Parallèlement, les choses semblent évoluer au sein des pays voisins. Islamabad est surpris par l’intensification des opérations terroristes du LeT (Lashkar-e-Taiba) sur son sol. Ce mouvement a, au minimum, des contacts avec les services spéciaux pakistanais, l’Inter-services intelligence (ISI) pour lesquels il a rendu de nombreux services dont de multiples attaques terroristes dirigées contre les intérêts indiens à domicile et à l’étranger.

La situation est toujours bloquée aux frontières nord du pays avec le Turkménistan, l’Ouzbékistan et le Tadjikistan qui accueillent de nombreux chefs de guerre hostiles au taliban (dont le maréchal Dostom)(1). De plus, de peur d’une tentative de déstabilisation de ces pays par des mouvements islamistes radicaux, Moscou a considérablement renforcé son aide militaire à ces anciennes républiques de l’URSS. Toutefois, la position politique adoptée par le Kremlin est « wait-and-see » et de maintenir le dialogue en particulier via son ambassade à Kaboul qui n’a pas été fermée.

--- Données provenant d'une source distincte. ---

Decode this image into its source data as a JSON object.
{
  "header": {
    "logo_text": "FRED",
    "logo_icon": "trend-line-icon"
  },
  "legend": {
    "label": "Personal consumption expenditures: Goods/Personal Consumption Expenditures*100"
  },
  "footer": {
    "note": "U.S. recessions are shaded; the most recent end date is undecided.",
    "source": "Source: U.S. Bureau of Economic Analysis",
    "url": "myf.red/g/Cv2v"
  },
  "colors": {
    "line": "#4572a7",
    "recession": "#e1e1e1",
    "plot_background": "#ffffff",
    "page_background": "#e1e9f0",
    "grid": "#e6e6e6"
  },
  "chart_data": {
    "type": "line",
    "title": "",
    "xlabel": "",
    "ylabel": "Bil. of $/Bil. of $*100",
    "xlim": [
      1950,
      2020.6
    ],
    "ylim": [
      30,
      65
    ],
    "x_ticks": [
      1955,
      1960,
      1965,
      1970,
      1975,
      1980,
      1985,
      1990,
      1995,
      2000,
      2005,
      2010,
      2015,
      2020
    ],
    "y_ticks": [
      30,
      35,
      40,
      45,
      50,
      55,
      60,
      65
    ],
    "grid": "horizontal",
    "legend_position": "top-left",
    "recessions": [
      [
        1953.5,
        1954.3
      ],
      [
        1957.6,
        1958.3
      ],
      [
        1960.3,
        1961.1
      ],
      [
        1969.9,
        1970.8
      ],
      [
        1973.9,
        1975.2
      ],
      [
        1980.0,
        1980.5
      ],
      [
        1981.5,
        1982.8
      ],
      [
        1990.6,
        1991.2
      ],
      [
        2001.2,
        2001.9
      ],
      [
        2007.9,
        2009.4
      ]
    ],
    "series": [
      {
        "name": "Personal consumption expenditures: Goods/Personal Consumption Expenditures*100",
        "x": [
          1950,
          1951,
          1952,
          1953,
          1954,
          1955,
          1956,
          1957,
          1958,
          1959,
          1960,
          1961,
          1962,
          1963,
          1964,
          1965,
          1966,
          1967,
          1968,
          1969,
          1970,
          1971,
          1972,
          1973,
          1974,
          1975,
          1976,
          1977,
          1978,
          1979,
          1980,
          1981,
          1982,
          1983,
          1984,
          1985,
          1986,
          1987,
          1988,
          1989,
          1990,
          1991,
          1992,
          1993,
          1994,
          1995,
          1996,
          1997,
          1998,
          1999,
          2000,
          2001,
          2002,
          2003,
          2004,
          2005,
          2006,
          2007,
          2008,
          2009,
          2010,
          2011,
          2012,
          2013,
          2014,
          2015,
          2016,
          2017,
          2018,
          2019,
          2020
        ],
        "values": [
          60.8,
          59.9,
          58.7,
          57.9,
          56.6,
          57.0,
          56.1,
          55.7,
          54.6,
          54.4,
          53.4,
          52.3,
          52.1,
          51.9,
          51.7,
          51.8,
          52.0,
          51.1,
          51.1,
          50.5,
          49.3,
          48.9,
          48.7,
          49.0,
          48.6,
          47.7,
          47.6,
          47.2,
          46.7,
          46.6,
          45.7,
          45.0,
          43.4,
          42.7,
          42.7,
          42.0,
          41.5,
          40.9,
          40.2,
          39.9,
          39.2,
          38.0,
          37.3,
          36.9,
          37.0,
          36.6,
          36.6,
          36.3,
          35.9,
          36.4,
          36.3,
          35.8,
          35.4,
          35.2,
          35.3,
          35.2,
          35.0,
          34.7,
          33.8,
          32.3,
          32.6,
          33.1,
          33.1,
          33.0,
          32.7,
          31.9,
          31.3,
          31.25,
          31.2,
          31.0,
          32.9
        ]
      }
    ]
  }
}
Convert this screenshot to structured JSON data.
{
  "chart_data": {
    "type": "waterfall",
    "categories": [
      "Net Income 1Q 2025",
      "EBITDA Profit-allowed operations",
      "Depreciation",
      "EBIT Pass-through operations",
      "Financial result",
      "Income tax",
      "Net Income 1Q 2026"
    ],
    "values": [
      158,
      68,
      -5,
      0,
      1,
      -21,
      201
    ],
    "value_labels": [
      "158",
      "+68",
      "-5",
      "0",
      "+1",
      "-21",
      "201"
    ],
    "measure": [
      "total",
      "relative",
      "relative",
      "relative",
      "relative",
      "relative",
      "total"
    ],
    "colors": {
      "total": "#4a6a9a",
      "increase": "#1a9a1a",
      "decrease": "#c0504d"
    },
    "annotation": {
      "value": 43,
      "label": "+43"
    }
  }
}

Le Qatar a été le premier pays à envoyer un avion à Kaboul après le départ des Américains. Le projet de gestion de cette plateforme aéroportuaire avec les Turcs semblent prendre forme(2). D’ailleurs, des techniciens de ces deux pays sont déjà sur place pour évaluer la situation.

La Chine est prête à entretenir des relations « constructives » avec l’Afghanistan qu’elle jouxte par une frontière de 70 kilomètres de long. Cela dit, les intérêts économiques (nouvelle route de la soie, ressources minières) sont pour le moment des vœux pieux et nécessitent des investissements considérables pour devenir rentables. Les taliban espèrent avoir une reconnaissance officielle de la Chine, ce qu’ils n’avaient pas obtenu lors de leur précédente prise de pouvoir en 2016. Le choix va devoir être rapidement fait par la Chine qui a laissé ouverte son ambassade à Kaboul (comme pour tous les pays qui ont fait de même). À savoir, il devrait être fait après la désignation officielle du nouveau gouvernement afghan. Soit ces pays reconnaissent le nouveau régime, soit ils ferment leurs représentations diplomatiques. Un signe intéressant est dans le renouvellement de l’autorisation octroyée à la Télévision centrale de Chine (CCTV), média d’état de Pékin, par le ministère de l’Information et de la Culture de l’« Émirat islamique d’Afghanistan » pour continuer à travailler dans le pays !

Enfin, les Nations Unies ont annoncé que leurs vols humanitaires avaient repris jusqu’à Islamabad au Pakistan puis vers Mazar-i-Sharif au nord de l’Afghanistan et Kandahar au sud.

1. Voir article du 13 août 2021 : Afghanistan : deux chefs de guerre historiques afghans se réfugient en Ouzbékistan la veille de la fuite du président Ghani au Tadjikistan
2. Voir article du 31 août 2021 : Afghanistan : des Turcs et Qataris pour gérer l’aéroport de Kaboul.